Prise en charge ventilatoire du SDRA : et si on mettait les patients debout ?


Le décubitus ventral (DV) est devenu une stratégie incontournable dans la prise en charge du syndrome de détresse respiratoire aiguë (SDRA) sévère et son utilisation s’est grandement étendue avec la pandémie de COVID-19. Cependant, il s’agit d’une procédure lourde à mettre en œuvre, nécessitant plusieurs intervenants et potentiellement source d’événements indésirables graves (auto-extubation, ablation de dispositifs, etc…). Si la position demi-assise (tête haute à 45°, jambes abaissées à 45°) a pu montrer des résultats prometteurs 1, la verticalisation du lit (position debout) pourrait aussi constituer une alternative efficace au DV.

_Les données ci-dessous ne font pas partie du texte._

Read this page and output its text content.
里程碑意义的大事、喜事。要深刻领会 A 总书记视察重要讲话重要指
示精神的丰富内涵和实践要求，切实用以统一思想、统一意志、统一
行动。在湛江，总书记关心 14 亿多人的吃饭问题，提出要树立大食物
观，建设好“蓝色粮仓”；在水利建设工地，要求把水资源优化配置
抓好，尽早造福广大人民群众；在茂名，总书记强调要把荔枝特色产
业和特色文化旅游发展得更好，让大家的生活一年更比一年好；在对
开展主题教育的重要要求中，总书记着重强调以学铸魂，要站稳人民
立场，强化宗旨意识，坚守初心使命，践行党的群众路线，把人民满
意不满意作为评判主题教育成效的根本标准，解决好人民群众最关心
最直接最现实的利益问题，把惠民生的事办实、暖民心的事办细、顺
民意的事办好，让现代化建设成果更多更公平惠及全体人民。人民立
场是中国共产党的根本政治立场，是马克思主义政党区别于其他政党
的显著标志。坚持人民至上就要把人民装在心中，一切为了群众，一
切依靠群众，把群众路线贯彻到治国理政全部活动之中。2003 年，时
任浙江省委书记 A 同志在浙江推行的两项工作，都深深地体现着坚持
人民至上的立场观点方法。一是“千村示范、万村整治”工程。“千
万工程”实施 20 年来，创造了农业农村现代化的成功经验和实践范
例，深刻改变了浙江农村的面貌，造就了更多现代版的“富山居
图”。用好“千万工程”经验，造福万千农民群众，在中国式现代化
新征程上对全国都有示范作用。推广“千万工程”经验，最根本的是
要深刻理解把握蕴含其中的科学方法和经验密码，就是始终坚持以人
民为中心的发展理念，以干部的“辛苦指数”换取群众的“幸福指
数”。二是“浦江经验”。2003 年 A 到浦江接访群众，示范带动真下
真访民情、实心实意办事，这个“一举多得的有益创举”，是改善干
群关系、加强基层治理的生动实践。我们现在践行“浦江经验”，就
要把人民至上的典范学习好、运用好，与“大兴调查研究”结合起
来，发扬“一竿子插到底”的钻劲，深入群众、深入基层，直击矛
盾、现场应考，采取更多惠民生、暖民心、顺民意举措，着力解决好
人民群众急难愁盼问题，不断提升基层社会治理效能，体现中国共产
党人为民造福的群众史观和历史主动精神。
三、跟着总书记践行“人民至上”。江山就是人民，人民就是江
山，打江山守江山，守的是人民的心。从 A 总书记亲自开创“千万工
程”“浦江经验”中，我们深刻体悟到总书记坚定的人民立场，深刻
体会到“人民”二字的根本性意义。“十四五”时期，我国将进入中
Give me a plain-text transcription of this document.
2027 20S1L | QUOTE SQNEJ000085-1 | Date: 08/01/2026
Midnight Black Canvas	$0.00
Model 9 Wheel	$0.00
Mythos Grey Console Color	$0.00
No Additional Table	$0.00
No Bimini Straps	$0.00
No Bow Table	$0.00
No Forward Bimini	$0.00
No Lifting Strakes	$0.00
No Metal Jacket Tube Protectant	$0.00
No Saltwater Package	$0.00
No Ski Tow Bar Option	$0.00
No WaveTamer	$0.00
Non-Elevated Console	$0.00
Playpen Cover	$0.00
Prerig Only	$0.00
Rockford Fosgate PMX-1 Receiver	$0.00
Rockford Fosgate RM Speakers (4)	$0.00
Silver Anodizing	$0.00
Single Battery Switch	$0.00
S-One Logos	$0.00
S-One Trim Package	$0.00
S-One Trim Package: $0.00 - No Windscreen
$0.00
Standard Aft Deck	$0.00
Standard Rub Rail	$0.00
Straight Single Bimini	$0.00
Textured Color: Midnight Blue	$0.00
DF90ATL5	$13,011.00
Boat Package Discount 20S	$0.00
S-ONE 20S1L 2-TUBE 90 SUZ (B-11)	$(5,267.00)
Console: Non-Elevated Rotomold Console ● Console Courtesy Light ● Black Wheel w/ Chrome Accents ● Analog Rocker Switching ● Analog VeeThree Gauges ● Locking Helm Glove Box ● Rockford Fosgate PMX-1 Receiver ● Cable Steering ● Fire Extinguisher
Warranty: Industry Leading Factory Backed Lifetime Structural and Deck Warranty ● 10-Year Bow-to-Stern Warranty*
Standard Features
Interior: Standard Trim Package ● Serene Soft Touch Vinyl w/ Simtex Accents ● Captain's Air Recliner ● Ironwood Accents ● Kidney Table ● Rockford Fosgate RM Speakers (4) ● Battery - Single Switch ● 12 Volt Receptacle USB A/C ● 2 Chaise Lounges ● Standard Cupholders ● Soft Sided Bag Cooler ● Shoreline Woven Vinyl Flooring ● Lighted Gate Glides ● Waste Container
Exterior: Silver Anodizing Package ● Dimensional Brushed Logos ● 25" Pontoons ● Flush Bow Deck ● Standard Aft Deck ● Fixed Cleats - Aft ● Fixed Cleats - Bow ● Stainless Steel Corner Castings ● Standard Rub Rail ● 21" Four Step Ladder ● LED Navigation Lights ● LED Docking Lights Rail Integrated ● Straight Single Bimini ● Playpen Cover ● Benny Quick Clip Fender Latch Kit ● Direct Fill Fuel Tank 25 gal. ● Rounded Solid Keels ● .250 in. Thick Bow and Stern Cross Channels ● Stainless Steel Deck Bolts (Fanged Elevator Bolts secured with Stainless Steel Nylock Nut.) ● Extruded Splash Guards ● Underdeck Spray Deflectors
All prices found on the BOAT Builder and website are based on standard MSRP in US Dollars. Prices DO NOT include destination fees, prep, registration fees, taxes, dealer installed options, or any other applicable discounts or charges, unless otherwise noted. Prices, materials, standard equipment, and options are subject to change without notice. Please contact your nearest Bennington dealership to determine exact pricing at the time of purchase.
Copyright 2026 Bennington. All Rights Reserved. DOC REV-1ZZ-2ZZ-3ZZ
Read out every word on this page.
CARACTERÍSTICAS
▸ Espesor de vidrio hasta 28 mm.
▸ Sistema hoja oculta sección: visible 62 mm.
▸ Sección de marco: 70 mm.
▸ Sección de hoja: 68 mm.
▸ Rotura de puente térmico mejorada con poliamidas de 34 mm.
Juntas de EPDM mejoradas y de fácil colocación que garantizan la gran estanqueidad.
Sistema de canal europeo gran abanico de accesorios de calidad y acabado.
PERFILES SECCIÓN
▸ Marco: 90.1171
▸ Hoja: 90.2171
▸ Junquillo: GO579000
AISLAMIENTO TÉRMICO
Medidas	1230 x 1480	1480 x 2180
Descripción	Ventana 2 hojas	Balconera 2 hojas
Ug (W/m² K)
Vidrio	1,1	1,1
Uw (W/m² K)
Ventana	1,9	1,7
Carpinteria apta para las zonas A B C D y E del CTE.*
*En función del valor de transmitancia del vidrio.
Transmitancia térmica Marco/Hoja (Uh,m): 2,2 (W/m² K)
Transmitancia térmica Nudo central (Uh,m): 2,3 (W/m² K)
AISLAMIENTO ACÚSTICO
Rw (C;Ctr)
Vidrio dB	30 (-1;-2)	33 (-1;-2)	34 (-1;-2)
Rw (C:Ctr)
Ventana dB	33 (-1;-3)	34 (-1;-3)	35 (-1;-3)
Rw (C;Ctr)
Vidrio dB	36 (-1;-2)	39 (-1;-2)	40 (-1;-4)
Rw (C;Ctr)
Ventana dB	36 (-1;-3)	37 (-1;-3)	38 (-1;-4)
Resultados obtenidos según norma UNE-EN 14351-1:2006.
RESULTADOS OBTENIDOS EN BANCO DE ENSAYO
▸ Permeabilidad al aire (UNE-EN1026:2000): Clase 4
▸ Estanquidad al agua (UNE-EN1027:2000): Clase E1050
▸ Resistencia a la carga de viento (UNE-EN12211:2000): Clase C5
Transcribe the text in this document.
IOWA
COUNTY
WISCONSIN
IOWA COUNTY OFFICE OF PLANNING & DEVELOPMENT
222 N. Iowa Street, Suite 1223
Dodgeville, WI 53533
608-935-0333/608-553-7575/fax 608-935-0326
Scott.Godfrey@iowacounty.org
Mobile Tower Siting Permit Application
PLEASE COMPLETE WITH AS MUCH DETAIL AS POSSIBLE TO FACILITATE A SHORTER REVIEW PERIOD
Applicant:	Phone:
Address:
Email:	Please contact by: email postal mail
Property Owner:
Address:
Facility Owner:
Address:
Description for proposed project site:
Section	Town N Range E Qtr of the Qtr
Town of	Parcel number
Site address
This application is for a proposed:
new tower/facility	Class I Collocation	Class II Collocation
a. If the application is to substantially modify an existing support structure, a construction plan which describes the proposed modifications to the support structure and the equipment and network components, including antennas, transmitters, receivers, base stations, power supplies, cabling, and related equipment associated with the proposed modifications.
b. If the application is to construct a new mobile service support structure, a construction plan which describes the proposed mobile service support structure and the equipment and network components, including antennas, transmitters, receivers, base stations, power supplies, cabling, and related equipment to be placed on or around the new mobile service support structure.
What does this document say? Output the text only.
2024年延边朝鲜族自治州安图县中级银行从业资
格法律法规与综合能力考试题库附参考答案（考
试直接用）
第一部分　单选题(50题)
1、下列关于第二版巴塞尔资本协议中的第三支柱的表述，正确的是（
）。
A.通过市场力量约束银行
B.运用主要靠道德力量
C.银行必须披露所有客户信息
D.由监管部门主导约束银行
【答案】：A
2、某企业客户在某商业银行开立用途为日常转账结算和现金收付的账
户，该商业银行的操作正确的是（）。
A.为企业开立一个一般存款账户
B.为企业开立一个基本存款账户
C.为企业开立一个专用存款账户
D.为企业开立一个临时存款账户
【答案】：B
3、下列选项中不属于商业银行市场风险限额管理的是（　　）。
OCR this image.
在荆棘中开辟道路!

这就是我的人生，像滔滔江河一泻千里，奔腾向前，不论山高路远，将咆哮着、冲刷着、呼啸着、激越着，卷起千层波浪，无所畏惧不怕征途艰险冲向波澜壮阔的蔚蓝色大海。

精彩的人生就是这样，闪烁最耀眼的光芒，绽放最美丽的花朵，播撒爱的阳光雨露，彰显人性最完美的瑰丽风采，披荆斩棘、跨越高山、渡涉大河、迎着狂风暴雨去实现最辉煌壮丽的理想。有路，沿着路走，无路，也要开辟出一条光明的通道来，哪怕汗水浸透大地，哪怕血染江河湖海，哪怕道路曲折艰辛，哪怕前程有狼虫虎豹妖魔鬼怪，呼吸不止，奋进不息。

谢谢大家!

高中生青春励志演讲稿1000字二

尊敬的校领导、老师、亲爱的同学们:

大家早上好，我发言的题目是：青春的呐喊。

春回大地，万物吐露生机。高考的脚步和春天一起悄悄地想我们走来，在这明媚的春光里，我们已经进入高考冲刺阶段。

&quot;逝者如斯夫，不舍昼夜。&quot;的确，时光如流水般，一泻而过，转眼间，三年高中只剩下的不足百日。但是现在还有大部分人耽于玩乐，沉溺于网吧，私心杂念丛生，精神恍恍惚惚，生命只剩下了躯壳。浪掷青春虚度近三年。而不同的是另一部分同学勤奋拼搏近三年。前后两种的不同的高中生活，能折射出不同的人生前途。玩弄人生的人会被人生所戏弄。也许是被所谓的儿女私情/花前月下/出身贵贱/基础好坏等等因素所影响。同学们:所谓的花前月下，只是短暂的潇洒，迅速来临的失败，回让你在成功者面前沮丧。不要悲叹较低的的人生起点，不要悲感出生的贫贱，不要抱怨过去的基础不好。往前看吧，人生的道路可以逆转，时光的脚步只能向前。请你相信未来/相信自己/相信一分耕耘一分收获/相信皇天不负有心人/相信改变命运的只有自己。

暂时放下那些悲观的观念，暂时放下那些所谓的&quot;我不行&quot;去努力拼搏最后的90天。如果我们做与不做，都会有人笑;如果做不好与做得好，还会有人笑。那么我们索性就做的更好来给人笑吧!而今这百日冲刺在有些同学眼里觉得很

Cette étude physiologique prospective, menée par l’équipe de réanimation de Clermont-Ferrand, a donc eu pour objectif d’évaluer la faisabilité, la sécurité et les effets physiologiques (hémodynamique, mécanique ventilatoire et hématose) de la verticalisation complète du lit chez des patients intubé-ventilés et sédatés pour un SDRA. Trente patients ont été progressivement verticalisés à l’aide d’un lit spécifique (0°, 30°, 60° et 90° par paliers de 30 mn). Les paramètres ventilatoires (données du ventilateur, mesure de pression œsophagienne, tomographie thoracique par impédancemétrie électrique), hémodynamiques (cathéter de Swan-Ganz) et gazométriques (artériels et veineux) ont été mesurés dans chacune des positions.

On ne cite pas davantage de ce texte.